Son nom vient du latin argentum qui signifie « argent », plata en espagnol. À l’époque de la conquête, l’usage de ce nom s’est étendu pour désigner un territoire à l’embouchure du fleuve découvert par Solís, postérieurement appelé Río de la Plata en raison de la prolifération d’objets en argent que les autochtones avaient fabriqués et offerts aux conquistadores.
Quand on suit du doigt sur une mappemonde les contours de l’Argentine, on sent déjà le goût et la magie de l’aventure nous envahir. De la cordillère des Andes aux chutes d’Iguazú, tout en Argentine possède une dimension théâtrale. Et - comme au théâtre - l’envers du décor existe.
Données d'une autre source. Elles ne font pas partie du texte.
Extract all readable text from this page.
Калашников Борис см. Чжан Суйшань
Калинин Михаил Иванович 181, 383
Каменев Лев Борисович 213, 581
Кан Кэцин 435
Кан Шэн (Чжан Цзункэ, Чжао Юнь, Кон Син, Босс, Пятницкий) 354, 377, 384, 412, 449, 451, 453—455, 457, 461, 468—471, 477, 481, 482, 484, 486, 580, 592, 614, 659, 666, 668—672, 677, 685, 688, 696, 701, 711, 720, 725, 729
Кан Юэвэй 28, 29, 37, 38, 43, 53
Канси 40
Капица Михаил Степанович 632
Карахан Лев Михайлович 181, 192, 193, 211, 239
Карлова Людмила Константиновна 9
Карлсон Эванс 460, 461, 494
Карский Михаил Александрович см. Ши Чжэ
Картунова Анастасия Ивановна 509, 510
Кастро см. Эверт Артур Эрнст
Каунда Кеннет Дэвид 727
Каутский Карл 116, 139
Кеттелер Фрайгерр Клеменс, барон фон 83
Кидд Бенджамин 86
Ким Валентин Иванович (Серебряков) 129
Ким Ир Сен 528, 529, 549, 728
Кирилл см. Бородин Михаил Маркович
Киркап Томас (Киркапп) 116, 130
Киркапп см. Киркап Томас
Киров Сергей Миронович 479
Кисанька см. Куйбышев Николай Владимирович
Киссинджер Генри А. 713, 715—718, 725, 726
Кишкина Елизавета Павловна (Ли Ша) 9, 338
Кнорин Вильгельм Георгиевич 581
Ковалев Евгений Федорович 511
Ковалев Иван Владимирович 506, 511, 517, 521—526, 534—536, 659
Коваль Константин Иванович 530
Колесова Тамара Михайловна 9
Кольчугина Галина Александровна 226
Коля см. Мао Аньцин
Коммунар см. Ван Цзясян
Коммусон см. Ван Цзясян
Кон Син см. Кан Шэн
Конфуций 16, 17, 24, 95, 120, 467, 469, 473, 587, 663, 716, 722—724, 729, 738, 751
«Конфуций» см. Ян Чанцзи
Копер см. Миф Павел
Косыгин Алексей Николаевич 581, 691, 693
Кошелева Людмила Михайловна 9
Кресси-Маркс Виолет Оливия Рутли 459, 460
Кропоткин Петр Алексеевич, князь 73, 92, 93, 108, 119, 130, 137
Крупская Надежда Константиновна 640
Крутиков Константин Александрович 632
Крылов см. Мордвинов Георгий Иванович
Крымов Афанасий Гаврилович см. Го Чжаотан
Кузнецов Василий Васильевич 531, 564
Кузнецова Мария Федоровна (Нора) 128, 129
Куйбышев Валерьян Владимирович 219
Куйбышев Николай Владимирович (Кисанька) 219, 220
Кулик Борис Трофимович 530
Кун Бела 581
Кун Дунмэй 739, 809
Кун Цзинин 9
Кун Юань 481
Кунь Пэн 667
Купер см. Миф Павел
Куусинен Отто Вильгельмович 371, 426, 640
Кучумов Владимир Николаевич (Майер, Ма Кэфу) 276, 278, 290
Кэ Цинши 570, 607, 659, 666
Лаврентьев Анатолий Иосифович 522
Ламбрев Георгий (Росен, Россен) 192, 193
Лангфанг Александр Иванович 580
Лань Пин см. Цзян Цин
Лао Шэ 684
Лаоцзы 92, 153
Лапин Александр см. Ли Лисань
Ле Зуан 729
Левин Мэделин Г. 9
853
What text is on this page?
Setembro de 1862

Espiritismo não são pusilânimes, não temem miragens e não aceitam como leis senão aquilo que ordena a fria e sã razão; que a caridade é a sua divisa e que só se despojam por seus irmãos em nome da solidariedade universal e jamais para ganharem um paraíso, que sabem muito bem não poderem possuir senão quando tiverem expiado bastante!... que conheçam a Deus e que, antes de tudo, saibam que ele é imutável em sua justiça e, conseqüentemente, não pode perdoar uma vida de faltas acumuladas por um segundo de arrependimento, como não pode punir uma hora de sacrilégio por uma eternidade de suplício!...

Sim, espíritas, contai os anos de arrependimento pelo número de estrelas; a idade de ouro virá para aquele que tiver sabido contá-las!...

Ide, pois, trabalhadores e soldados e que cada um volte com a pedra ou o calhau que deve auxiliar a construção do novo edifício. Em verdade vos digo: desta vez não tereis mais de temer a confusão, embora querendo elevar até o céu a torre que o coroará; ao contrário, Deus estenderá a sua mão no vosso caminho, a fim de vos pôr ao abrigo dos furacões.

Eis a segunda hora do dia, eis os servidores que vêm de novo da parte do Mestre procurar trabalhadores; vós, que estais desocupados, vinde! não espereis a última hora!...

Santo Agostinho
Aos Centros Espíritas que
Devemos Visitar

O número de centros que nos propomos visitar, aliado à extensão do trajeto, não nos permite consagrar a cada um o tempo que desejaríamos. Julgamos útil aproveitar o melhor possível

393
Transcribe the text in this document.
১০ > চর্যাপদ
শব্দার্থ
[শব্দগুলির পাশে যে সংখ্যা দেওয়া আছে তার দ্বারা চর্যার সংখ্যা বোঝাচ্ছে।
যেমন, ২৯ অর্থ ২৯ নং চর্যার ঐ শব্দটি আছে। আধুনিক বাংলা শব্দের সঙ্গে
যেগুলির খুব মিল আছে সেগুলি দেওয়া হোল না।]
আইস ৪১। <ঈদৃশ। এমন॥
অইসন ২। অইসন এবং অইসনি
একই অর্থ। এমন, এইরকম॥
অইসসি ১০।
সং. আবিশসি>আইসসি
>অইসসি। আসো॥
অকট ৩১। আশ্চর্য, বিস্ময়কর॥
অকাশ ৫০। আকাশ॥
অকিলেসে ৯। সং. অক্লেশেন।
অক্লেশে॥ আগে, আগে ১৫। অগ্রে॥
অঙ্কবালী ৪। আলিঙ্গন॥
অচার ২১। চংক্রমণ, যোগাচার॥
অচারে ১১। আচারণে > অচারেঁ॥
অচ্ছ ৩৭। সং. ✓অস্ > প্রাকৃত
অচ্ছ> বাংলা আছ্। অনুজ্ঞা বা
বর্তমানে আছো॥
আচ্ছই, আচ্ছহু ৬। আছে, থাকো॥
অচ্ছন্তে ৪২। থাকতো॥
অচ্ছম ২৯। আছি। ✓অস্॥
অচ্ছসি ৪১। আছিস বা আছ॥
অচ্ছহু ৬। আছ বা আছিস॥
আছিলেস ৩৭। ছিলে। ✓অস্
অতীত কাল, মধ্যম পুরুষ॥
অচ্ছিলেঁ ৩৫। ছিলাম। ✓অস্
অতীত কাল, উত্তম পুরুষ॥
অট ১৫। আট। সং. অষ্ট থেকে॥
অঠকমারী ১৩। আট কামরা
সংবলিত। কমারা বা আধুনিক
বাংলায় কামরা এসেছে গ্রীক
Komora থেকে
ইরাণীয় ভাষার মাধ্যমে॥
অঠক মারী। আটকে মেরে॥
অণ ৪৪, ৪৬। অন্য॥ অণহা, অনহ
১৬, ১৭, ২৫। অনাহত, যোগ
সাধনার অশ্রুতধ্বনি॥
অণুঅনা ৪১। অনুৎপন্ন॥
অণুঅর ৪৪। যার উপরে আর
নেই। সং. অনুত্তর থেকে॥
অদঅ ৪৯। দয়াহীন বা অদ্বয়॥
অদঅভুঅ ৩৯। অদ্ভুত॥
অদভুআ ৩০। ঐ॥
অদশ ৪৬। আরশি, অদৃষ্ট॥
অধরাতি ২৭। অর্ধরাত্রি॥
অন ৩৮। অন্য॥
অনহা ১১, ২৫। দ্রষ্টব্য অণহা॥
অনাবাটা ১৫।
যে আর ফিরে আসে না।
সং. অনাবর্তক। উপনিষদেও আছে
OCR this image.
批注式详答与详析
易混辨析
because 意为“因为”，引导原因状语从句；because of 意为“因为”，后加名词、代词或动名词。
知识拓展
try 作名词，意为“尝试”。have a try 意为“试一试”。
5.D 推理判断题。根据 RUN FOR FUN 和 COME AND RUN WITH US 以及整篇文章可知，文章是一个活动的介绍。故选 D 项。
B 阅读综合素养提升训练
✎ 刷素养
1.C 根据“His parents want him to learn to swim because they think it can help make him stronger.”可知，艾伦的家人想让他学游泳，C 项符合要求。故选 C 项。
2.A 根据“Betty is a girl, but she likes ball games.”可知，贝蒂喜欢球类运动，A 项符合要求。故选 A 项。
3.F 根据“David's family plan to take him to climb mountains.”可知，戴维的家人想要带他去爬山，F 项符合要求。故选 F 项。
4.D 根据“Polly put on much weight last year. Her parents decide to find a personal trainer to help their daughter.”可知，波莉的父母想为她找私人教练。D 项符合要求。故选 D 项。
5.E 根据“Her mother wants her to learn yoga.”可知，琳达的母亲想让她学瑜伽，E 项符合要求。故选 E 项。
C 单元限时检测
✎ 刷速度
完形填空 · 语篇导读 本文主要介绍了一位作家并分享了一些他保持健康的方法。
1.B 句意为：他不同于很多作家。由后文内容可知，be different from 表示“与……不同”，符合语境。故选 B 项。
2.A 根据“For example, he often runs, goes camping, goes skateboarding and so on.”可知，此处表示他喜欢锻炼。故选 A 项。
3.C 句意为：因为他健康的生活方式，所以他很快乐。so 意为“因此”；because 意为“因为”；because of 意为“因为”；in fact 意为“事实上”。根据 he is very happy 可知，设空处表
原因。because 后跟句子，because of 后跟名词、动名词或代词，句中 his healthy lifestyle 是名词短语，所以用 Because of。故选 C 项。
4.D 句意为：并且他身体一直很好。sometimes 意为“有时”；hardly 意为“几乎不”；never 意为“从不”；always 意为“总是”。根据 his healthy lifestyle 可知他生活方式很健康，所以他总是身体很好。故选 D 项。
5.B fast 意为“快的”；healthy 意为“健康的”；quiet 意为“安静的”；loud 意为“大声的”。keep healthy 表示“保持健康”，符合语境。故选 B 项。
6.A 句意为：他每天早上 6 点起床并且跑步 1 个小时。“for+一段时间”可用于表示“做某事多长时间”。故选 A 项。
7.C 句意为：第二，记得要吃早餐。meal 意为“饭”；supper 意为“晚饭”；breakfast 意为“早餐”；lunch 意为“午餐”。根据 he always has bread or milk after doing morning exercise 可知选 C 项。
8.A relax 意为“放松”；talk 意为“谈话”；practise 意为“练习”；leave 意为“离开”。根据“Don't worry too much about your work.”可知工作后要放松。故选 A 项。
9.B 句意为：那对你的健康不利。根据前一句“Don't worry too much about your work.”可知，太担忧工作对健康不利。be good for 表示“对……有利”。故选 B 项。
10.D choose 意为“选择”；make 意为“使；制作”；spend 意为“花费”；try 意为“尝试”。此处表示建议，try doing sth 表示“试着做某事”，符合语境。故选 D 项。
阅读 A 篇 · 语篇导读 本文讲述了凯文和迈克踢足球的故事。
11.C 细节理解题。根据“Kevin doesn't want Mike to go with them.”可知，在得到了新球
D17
Même si, depuis 1983, la démocratie a relégué aux livres d’histoire la dictature militaire, le pays connaît encore une corruption tenace et l’économie, suite à une décennie d’ultralibéralisme (les deux mandats du président Menem) et à la crise consécutive à 2002, est toujours fragile. Depuis, l’Argentine se redresse peu à peu.
Ici, tout a une dimension de plus. Des premiers explorateurs aux touristes modernes, en passant par les aventuriers, tous ont fait sur cette terre du bout du monde l’ultime voyage... celui de la confrontation avec l’âme. Pas étonnant que le tango y soit né.